Solution Explanation for Time Needed to Rearrange a Binary String

This problem asks to find the number of seconds needed to rearrange a binary string s such that no "01" subsequences exist. The rearrangement happens by simultaneously replacing all occurrences of "01" with "10".

Approach 1: Simulation

This approach directly simulates the process described in the problem statement. It iteratively replaces all occurrences of "01" with "10" until no more replacements are possible. The number of iterations represents the time needed.

Time Complexity: O(n*m), where n is the length of the string and m is the number of seconds. In the worst case, m could be close to n (e.g., "010101..."). Each replacement operation takes O(n) time in the worst case due to string replacement operations.

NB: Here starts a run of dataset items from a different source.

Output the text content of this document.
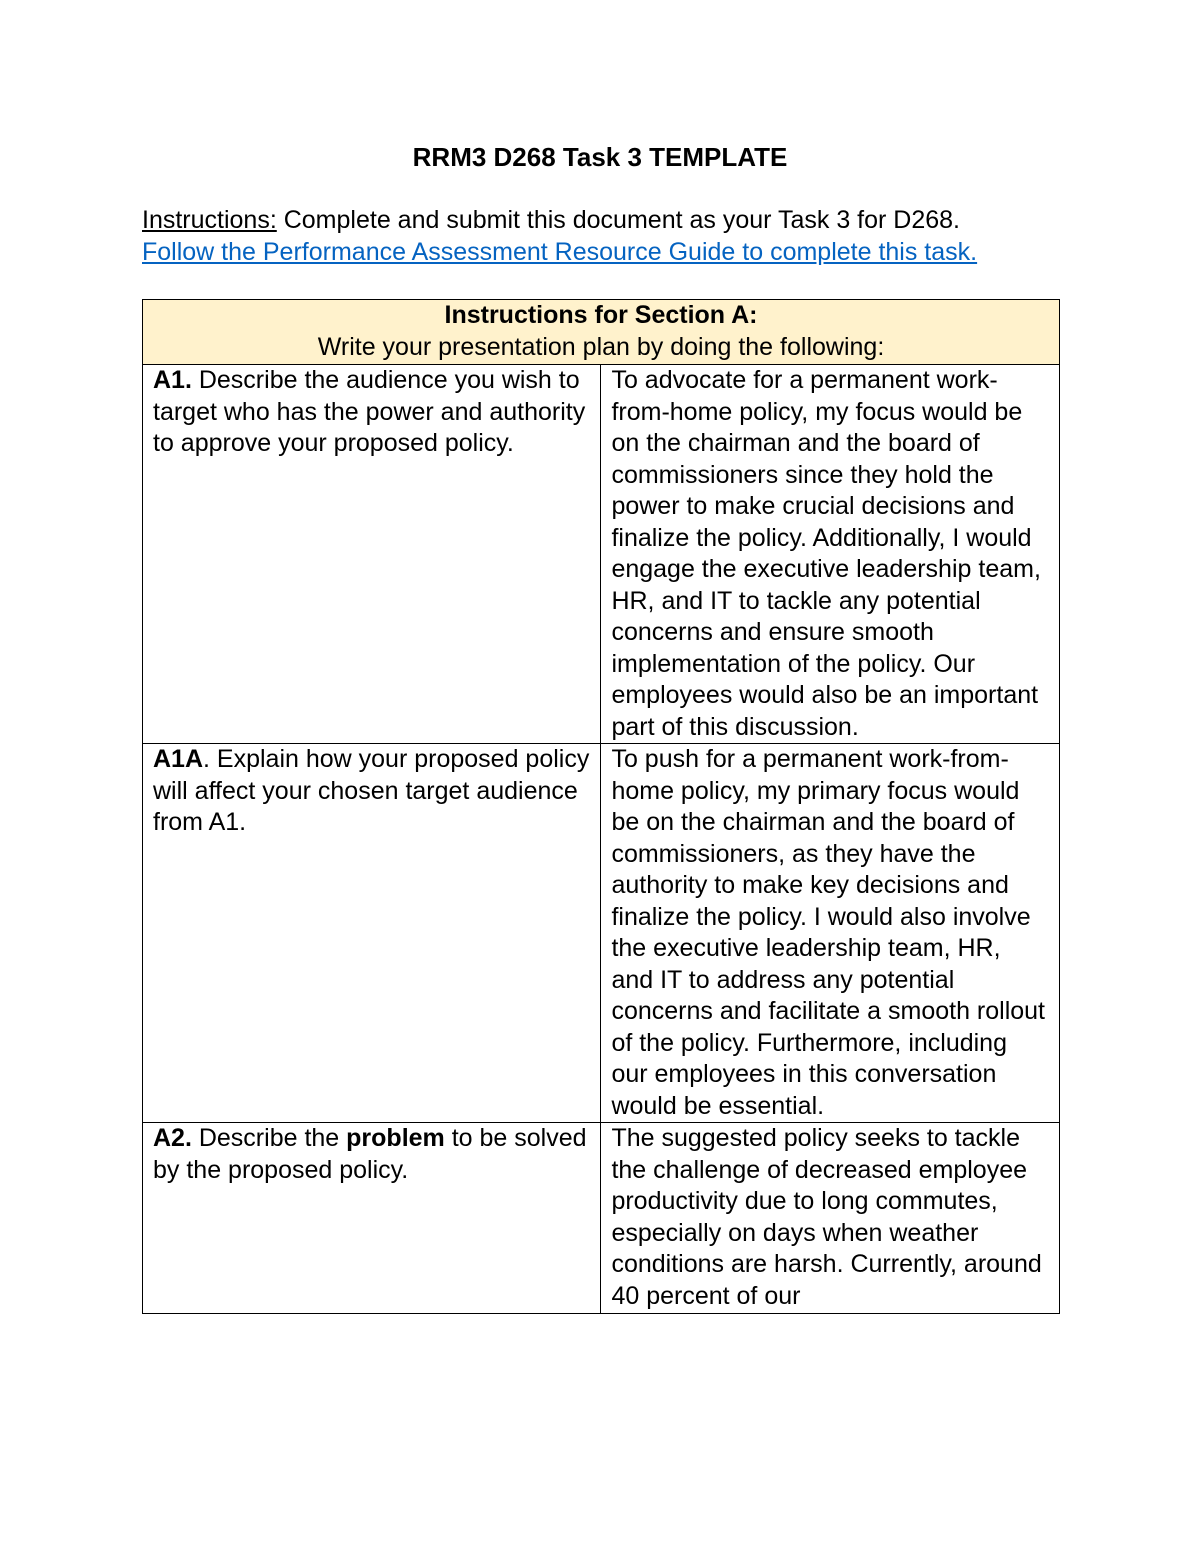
RRM3 D268 Task 3 TEMPLATE
Instructions: Complete and submit this document as your Task 3 for D268.
Follow the Performance Assessment Resource Guide to complete this task.
Instructions for Section A:
Write your presentation plan by doing the following:	
A1. Describe the audience you wish to target who has the power and authority to approve your proposed policy.	To advocate for a permanent work-from-home policy, my focus would be on the chairman and the board of commissioners since they hold the power to make crucial decisions and finalize the policy. Additionally, I would engage the executive leadership team, HR, and IT to tackle any potential concerns and ensure smooth implementation of the policy. Our employees would also be an important part of this discussion.
A1A. Explain how your proposed policy will affect your chosen target audience from A1.	To push for a permanent work-from-home policy, my primary focus would be on the chairman and the board of commissioners, as they have the authority to make key decisions and finalize the policy. I would also involve the executive leadership team, HR, and IT to address any potential concerns and facilitate a smooth rollout of the policy. Furthermore, including our employees in this conversation would be essential.
A2. Describe the problem to be solved by the proposed policy.	The suggested policy seeks to tackle the challenge of decreased employee productivity due to long commutes, especially on days when weather conditions are harsh. Currently, around 40 percent of our
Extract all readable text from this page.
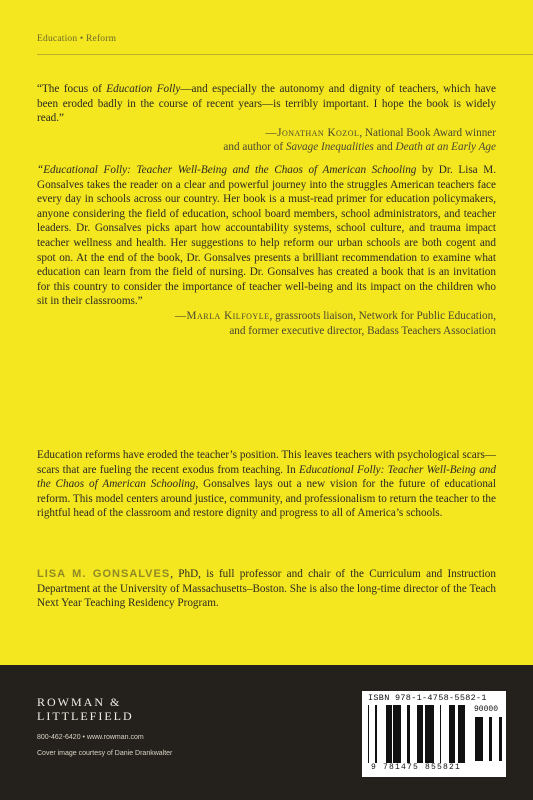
Education • Reform
“The focus of Education Folly—and especially the autonomy and dignity of teachers, which have been eroded badly in the course of recent years—is terribly important. I hope the book is widely read.”
—Jonathan Kozol, National Book Award winner
and author of Savage Inequalities and Death at an Early Age
“Educational Folly: Teacher Well-Being and the Chaos of American Schooling by Dr. Lisa M. Gonsalves takes the reader on a clear and powerful journey into the struggles American teachers face every day in schools across our country. Her book is a must-read primer for education policymakers, anyone considering the field of education, school board members, school administrators, and teacher leaders. Dr. Gonsalves picks apart how accountability systems, school culture, and trauma impact teacher wellness and health. Her suggestions to help reform our urban schools are both cogent and spot on. At the end of the book, Dr. Gonsalves presents a brilliant recommendation to examine what education can learn from the field of nursing. Dr. Gonsalves has created a book that is an invitation for this country to consider the importance of teacher well-being and its impact on the children who sit in their classrooms.”
—Marla Kilfoyle, grassroots liaison, Network for Public Education,
and former executive director, Badass Teachers Association
Education reforms have eroded the teacher’s position. This leaves teachers with psychological scars—scars that are fueling the recent exodus from teaching. In Educational Folly: Teacher Well-Being and the Chaos of American Schooling, Gonsalves lays out a new vision for the future of educational reform. This model centers around justice, community, and professionalism to return the teacher to the rightful head of the classroom and restore dignity and progress to all of America’s schools.
LISA M. GONSALVES, PhD, is full professor and chair of the Curriculum and Instruction Department at the University of Massachusetts–Boston. She is also the long-time director of the Teach Next Year Teaching Residency Program.
ROWMAN &
LITTLEFIELD
800-462-6420 • www.rowman.com
Cover image courtesy of Danie Drankwalter
ISBN 978-1-4758-5582-1
90000
9 781475 855821
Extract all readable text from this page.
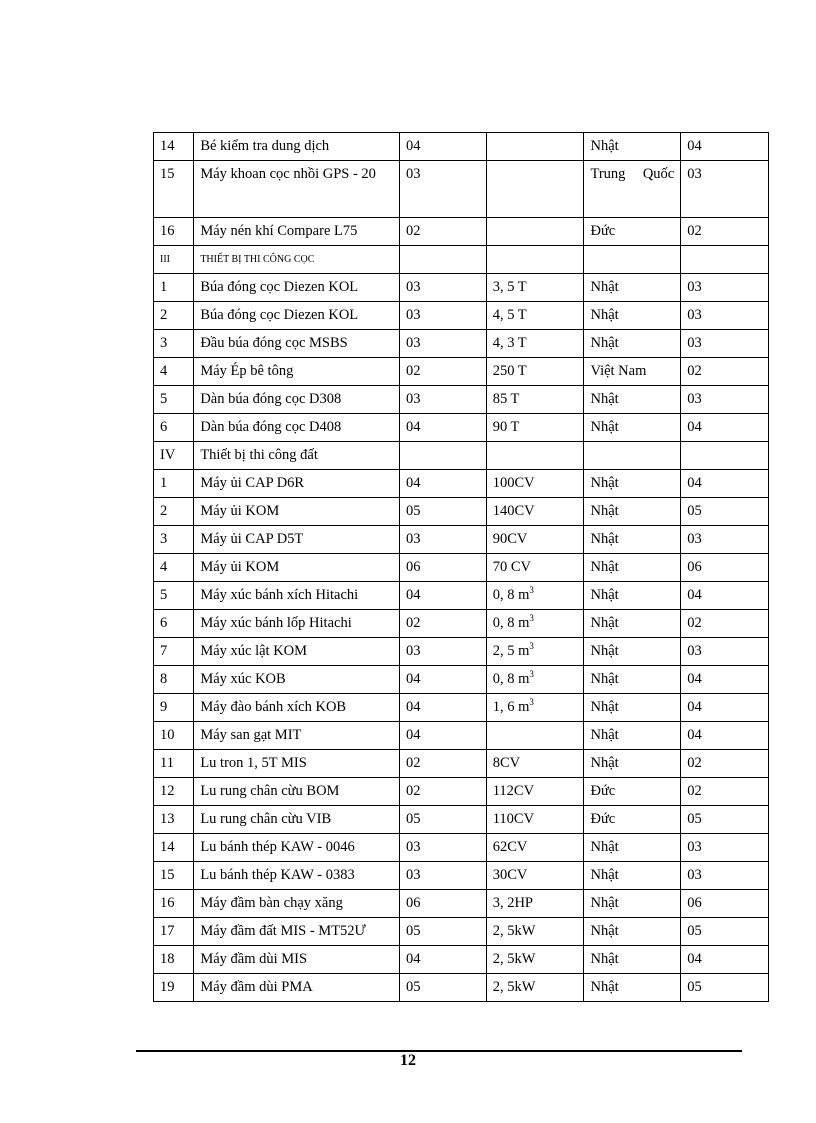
14	Bé kiểm tra dung dịch	04		Nhật	04
15	Máy khoan cọc nhồi GPS - 20	03		Trung Quốc	03
16	Máy nén khí Compare L75	02		Đức	02
III	THIẾT BỊ THI CÔNG CỌC				
1	Búa đóng cọc Diezen KOL	03	3, 5 T	Nhật	03
2	Búa đóng cọc Diezen KOL	03	4, 5 T	Nhật	03
3	Đầu búa đóng cọc MSBS	03	4, 3 T	Nhật	03
4	Máy Ép bê tông	02	250 T	Việt Nam	02
5	Dàn búa đóng cọc D308	03	85 T	Nhật	03
6	Dàn búa đóng cọc D408	04	90 T	Nhật	04
IV	Thiết bị thi công đất				
1	Máy ủi CAP D6R	04	100CV	Nhật	04
2	Máy ủi KOM	05	140CV	Nhật	05
3	Máy ủi CAP D5T	03	90CV	Nhật	03
4	Máy ủi KOM	06	70 CV	Nhật	06
5	Máy xúc bánh xích Hitachi	04	0, 8 $m^3$	Nhật	04
6	Máy xúc bánh lốp Hitachi	02	0, 8 $m^3$	Nhật	02
7	Máy xúc lật KOM	03	2, 5 $m^3$	Nhật	03
8	Máy xúc KOB	04	0, 8 $m^3$	Nhật	04
9	Máy đào bánh xích KOB	04	1, 6 $m^3$	Nhật	04
10	Máy san gạt MIT	04		Nhật	04
11	Lu tron 1, 5T MIS	02	8CV	Nhật	02
12	Lu rung chân cừu BOM	02	112CV	Đức	02
13	Lu rung chân cừu VIB	05	110CV	Đức	05
14	Lu bánh thép KAW - 0046	03	62CV	Nhật	03
15	Lu bánh thép KAW - 0383	03	30CV	Nhật	03
16	Máy đầm bàn chạy xăng	06	3, 2HP	Nhật	06
17	Máy đầm đất MIS - MT52Ư	05	2, 5kW	Nhật	05
18	Máy đầm dùi MIS	04	2, 5kW	Nhật	04
19	Máy đầm dùi PMA	05	2, 5kW	Nhật	05
12
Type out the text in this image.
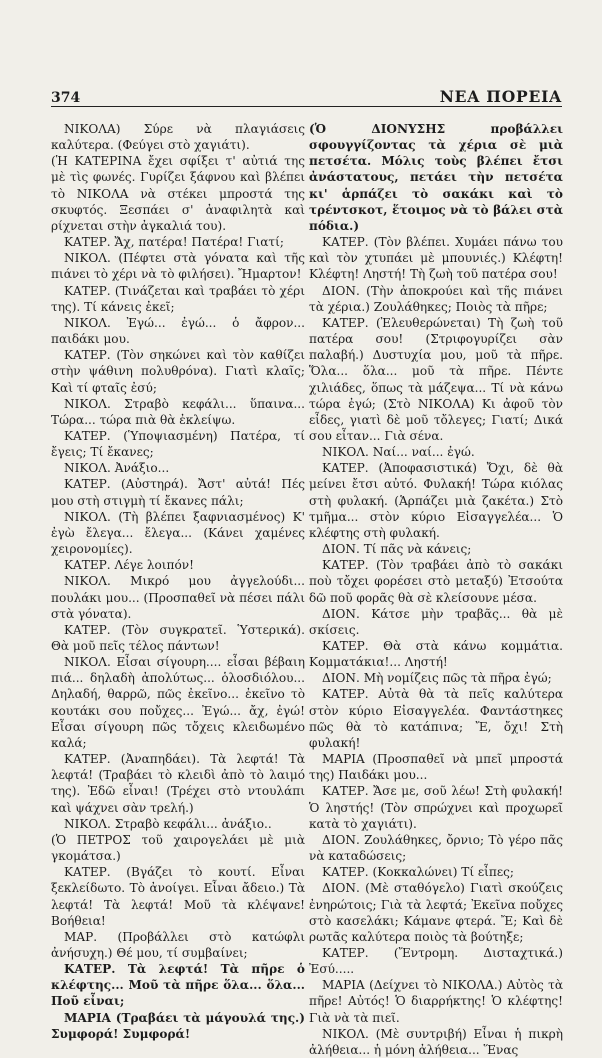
374	ΝΕΑ ΠΟΡΕΙΑ

ΝΙΚΟΛΑ) Σύρε νὰ πλαγιάσεις καλύτερα. (Φεύγει στὸ χαγιάτι).

(Ἡ ΚΑΤΕΡΙΝΑ ἔχει σφίξει τ' αὐτιά της μὲ τὶς φωνές. Γυρίζει ξάφνου καὶ βλέπει τὸ ΝΙΚΟΛΑ νὰ στέκει μπροστά της σκυφτός. Ξεσπάει σ' ἀναφιλητὰ καὶ ρίχνεται στὴν ἀγκαλιά του).

ΚΑΤΕΡ. Ἄχ, πατέρα! Πατέρα! Γιατί;

ΝΙΚΟΛ. (Πέφτει στὰ γόνατα καὶ τῆς πιάνει τὸ χέρι νὰ τὸ φιλήσει). Ἤμαρτον!

ΚΑΤΕΡ. (Τινάζεται καὶ τραβάει τὸ χέρι της). Τί κάνεις ἐκεῖ;

ΝΙΚΟΛ. Ἐγώ... ἐγώ... ὁ ἄφρον... παιδάκι μου.

ΚΑΤΕΡ. (Τὸν σηκώνει καὶ τὸν καθίζει στὴν ψάθινη πολυθρόνα). Γιατὶ κλαῖς; Καὶ τί φταῖς ἐσύ;

ΝΙΚΟΛ. Στραβὸ κεφάλι... ὕπαινα... Τώρα... τώρα πιὰ θὰ ἐκλείψω.

ΚΑΤΕΡ. (Ὑποψιασμένη) Πατέρα, τί ἔγεις; Τί ἔκανες;

ΝΙΚΟΛ. Ἀνάξιο...

ΚΑΤΕΡ. (Αὐστηρά). Ἄστ' αὐτά! Πές μου στὴ στιγμὴ τί ἔκανες πάλι;

ΝΙΚΟΛ. (Τὴ βλέπει ξαφνιασμένος) Κ' ἐγὼ ἔλεγα... ἔλεγα... (Κάνει χαμένες χειρονομίες).

ΚΑΤΕΡ. Λέγε λοιπόν!

ΝΙΚΟΛ. Μικρό μου ἀγγελούδι... πουλάκι μου... (Προσπαθεῖ νὰ πέσει πάλι στὰ γόνατα).

ΚΑΤΕΡ. (Τὸν συγκρατεῖ. Ὑστερικά). Θὰ μοῦ πεῖς τέλος πάντων!

ΝΙΚΟΛ. Εἶσαι σίγουρη.... εἶσαι βέβαιη πιά... δηλαδὴ ἀπολύτως... ὁλοσδιόλου... Δηλαδή, θαρρῶ, πῶς ἐκεῖνο... ἐκεῖνο τὸ κουτάκι σου ποὔχες... Ἐγώ... ἄχ, ἐγώ! Εἶσαι σίγουρη πῶς τὄχεις κλειδωμένο καλά;

ΚΑΤΕΡ. (Ἀναπηδάει). Τὰ λεφτά! Τὰ λεφτά! (Τραβάει τὸ κλειδὶ ἀπὸ τὸ λαιμό της). Ἐδῶ εἶναι! (Τρέχει στὸ ντουλάπι καὶ ψάχνει σὰν τρελή.)

ΝΙΚΟΛ. Στραβὸ κεφάλι... ἀνάξιο..

(Ὁ ΠΕΤΡΟΣ τοῦ χαιρογελάει μὲ μιὰ γκομάτσα.)

ΚΑΤΕΡ. (Βγάζει τὸ κουτί. Εἶναι ξεκλείδωτο. Τὸ ἀνοίγει. Εἶναι ἄδειο.) Τὰ λεφτά! Τὰ λεφτά! Μοῦ τὰ κλέψανε! Βοήθεια!

ΜΑΡ. (Προβάλλει στὸ κατώφλι ἀνήσυχη.) Θέ μου, τί συμβαίνει;

ΚΑΤΕΡ. Τὰ λεφτά! Τὰ πῆρε ὁ κλέφτης... Μοῦ τὰ πῆρε ὅλα... ὅλα... Ποῦ εἶναι;

ΜΑΡΙΑ (Τραβάει τὰ μάγουλά της.) Συμφορά! Συμφορά!

(Ὁ ΔΙΟΝΥΣΗΣ προβάλλει σφουγγίζοντας τὰ χέρια σὲ μιὰ πετσέτα. Μόλις τοὺς βλέπει ἔτσι ἀνάστατους, πετάει τὴν πετσέτα κι' ἁρπάζει τὸ σακάκι καὶ τὸ τρέντσκοτ, ἕτοιμος νὰ τὸ βάλει στὰ πόδια.)

ΚΑΤΕΡ. (Τὸν βλέπει. Χυμάει πάνω του καὶ τὸν χτυπάει μὲ μπουνιές.) Κλέφτη! Κλέφτη! Ληστή! Τὴ ζωὴ τοῦ πατέρα σου!

ΔΙΟΝ. (Τὴν ἀποκρούει καὶ τῆς πιάνει τὰ χέρια.) Ζουλάθηκες; Ποιὸς τὰ πῆρε;

ΚΑΤΕΡ. (Ἐλευθερώνεται) Τὴ ζωὴ τοῦ πατέρα σου! (Στριφογυρίζει σὰν παλαβή.) Δυστυχία μου, μοῦ τὰ πῆρε. Ὅλα... ὅλα... μοῦ τὰ πῆρε. Πέντε χιλιάδες, ὅπως τὰ μάζεψα... Τί νὰ κάνω τώρα ἐγώ; (Στὸ ΝΙΚΟΛΑ) Κι ἀφοῦ τὸν εἶδες, γιατὶ δὲ μοῦ τὄλεγες; Γιατί; Δικά σου εἶταν... Γιὰ σένα.

ΝΙΚΟΛ. Ναί... ναί... ἐγώ.

ΚΑΤΕΡ. (Ἀποφασιστικά) Ὄχι, δὲ θὰ μείνει ἔτσι αὐτό. Φυλακή! Τώρα κιόλας στὴ φυλακή. (Ἁρπάζει μιὰ ζακέτα.) Στὸ τμῆμα... στὸν κύριο Εἰσαγγελέα... Ὁ κλέφτης στὴ φυλακή.

ΔΙΟΝ. Τί πᾶς νὰ κάνεις;

ΚΑΤΕΡ. (Τὸν τραβάει ἀπὸ τὸ σακάκι ποὺ τὄχει φορέσει στὸ μεταξύ) Ἐτσούτα δῶ ποῦ φορᾶς θὰ σὲ κλείσουνε μέσα.

ΔΙΟΝ. Κάτσε μὴν τραβᾶς... θὰ μὲ σκίσεις.

ΚΑΤΕΡ. Θὰ στὰ κάνω κομμάτια. Κομματάκια!... Ληστή!

ΔΙΟΝ. Μὴ νομίζεις πῶς τὰ πῆρα ἐγώ;

ΚΑΤΕΡ. Αὐτὰ θὰ τὰ πεῖς καλύτερα στὸν κύριο Εἰσαγγελέα. Φαντάστηκες πῶς θὰ τὸ κατάπινα; Ἔ, ὄχι! Στὴ φυλακή!

ΜΑΡΙΑ (Προσπαθεῖ νὰ μπεῖ μπροστά της) Παιδάκι μου...

ΚΑΤΕΡ. Ἄσε με, σοῦ λέω! Στὴ φυλακή! Ὁ ληστής! (Τὸν σπρώχνει καὶ προχωρεῖ κατὰ τὸ χαγιάτι).

ΔΙΟΝ. Ζουλάθηκες, ὄρνιο; Τὸ γέρο πᾶς νὰ καταδώσεις;

ΚΑΤΕΡ. (Κοκκαλώνει) Τί εἶπες;

ΔΙΟΝ. (Μὲ σταθόγελο) Γιατὶ σκούζεις ἐνηρώτοις; Γιὰ τὰ λεφτά; Ἐκεῖνα ποὔχες στὸ κασελάκι; Κάμανε φτερά. Ἔ; Καὶ δὲ ρωτᾶς καλύτερα ποιὸς τὰ βούτηξε;

ΚΑΤΕΡ. (Ἔντρομη. Δισταχτικά.) Ἐσύ.....

ΜΑΡΙΑ (Δείχνει τὸ ΝΙΚΟΛΑ.) Αὐτὸς τὰ πῆρε! Αὐτός! Ὁ διαρρήκτης! Ὁ κλέφτης! Γιὰ νὰ τὰ πιεῖ.

ΝΙΚΟΛ. (Μὲ συντριβή) Εἶναι ἡ πικρὴ ἀλήθεια... ἡ μόνη ἀλήθεια... Ἕνας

Space Complexity: O(n) in the worst case to store the modified string in each iteration (though some languages might optimize in-place replacement).

Code (Python):

class Solution:
    def secondsToRemoveOccurrences(self, s: str) -> int:
        ans = 0
        while s.count('01'): #efficient check for existance of "01"
            s = s.replace('01', '10') 
            ans += 1
        return ans
 

Code (Java):

class Solution {
    public int secondsToRemoveOccurrences(String s) {
        char[] cs = s.toCharArray(); //Convert to char array for efficient manipulation
        boolean find = true;
        int ans = 0;
        while (find) {
            find = false;
            for (int i = 0; i < cs.length - 1; ++i) {
                if (cs[i] == '0' && cs[i + 1] == '1') {
                    char t = cs[i];
                    cs[i] = cs[i + 1];
                    cs[i + 1] = t;
                    ++i;
                    find = true;
                }
            }
            if (find) {
                ++ans;
            }
        }
        return ans;
    }
}

Other Languages (C++, Go): Similar approaches are used in C++ and Go, leveraging in-place array or byte slice manipulation for potential performance benefits over repeated string creation.

Approach 2: Optimized Approach (Linear Time)

This approach cleverly observes that the number of seconds needed is determined by the maximum number of consecutive zeros before a one. We can achieve a linear time solution by iterating through the string once.

Time Complexity: O(n), where n is the length of the string. We iterate through the string only once.

Space Complexity: O(1), as we use only constant extra space.

Code (Python):

class Solution:
    def secondsToRemoveOccurrences(self, s: str) -> int:
        ans = cnt = 0
        for c in s:
            if c == '0':
                cnt += 1
            elif cnt:
                ans = max(ans + 1, cnt)
        return ans

Code (Java):

class Solution {
    public int secondsToRemoveOccurrences(String s) {
        int ans = 0, cnt = 0;
        for (char c : s.toCharArray()) {
            if (c == '0') {
                ++cnt;
            } else if (cnt > 0) {
                ans = Math.max(ans + 1, cnt);
            }
        }
        return ans;
    }
}

Other Languages (C++, Go): Similar linear-time solutions are implemented in C++ and Go, reflecting the same core logic.

The optimized approach (Approach 2) is significantly more efficient, providing a linear time solution compared to the potentially quadratic time complexity of the simulation approach. Therefore, Approach 2 is the preferred solution for this problem.